Regarding interest rates, we believe the BCRA will maintain a slightly positive real interest terrain, aligning with the IMF's recommendations. We expect a slight increase from the current 97% BADLAR rate to 102% (effective money market rates are higher producing positive real rates). As inflation eases, we anticipate this rate falling to 85% in 2024.
In terms of the IMF deal, Argentina is expected to receive an additional USD 8 billion this year, which will help address its dollar shortage issues to some extent. However, we believe there is a significant chance that the quantitative targets of the deal may not be fulfilled. Nevertheless, the IMF has displayed flexibility in the past and is likely to continue with the deal even if the targets are not met.

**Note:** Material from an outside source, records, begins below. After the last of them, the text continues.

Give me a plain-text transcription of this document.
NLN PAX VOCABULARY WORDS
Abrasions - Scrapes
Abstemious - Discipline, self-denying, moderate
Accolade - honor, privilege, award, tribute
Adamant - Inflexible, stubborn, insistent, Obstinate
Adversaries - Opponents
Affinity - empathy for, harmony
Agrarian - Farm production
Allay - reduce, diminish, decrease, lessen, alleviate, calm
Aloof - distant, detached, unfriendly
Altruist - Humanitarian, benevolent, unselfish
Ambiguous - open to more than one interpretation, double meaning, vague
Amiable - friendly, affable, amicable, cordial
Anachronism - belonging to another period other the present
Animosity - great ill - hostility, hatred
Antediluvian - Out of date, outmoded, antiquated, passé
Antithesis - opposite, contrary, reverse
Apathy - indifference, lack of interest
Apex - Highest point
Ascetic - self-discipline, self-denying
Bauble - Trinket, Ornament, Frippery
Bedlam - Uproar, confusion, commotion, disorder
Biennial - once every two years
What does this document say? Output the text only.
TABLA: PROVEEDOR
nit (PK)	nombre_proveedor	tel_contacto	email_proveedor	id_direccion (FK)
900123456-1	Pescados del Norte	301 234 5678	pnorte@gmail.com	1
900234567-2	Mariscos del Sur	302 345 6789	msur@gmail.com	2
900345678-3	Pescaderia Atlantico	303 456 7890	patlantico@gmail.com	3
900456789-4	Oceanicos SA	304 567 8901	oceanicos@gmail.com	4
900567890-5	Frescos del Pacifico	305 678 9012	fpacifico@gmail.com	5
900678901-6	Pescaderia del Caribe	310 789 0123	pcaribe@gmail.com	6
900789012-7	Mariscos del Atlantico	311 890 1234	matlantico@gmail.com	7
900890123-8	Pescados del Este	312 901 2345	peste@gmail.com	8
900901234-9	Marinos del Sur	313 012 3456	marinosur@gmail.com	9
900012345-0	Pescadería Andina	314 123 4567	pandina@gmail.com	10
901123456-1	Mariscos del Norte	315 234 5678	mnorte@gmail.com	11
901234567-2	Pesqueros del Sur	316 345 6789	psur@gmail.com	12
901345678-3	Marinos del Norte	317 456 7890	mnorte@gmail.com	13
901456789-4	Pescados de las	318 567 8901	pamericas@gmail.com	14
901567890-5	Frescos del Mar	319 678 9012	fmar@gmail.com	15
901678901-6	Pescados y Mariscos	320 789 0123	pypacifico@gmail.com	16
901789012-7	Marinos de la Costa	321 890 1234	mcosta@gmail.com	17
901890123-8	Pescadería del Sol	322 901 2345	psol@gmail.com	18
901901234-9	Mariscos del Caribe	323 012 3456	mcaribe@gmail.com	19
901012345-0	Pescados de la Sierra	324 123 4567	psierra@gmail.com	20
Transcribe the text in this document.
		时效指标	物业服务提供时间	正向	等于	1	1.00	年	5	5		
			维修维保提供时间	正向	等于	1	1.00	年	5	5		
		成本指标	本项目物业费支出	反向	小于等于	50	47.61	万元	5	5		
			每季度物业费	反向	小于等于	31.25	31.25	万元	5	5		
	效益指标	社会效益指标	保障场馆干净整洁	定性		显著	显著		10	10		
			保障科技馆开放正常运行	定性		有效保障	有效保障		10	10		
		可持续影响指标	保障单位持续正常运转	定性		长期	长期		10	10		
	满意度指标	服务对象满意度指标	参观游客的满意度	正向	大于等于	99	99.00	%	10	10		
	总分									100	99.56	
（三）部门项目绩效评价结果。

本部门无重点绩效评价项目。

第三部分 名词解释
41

The upcoming elections in October are likely to bring a change to the Presidential chair. The incumbent President Alberto Fernandez has already withdrawn from the Presidential race due to his low chances of winning. The ruling coalition has not yet finalized its candidate, and it is probable that the final decision will be made after the National Primaries in August. The main opposition force, "Frente de Todos," has yet to present its candidate and is likely to decide during the national primaries as well. Another candidate with significant chances of winning is Javier Milei, a radical from the Libertarian Party. Often compared to figures like Bolsonaro and Trump, Milei is viewed by Argentine voters as an anti-establishment candidate. Given the low popularity of prominent political figures, a radical change in Argentine politics is possible. Our prediction is that the ruling coalition will lose the elections either to the opposition coalition or to Javier Milei.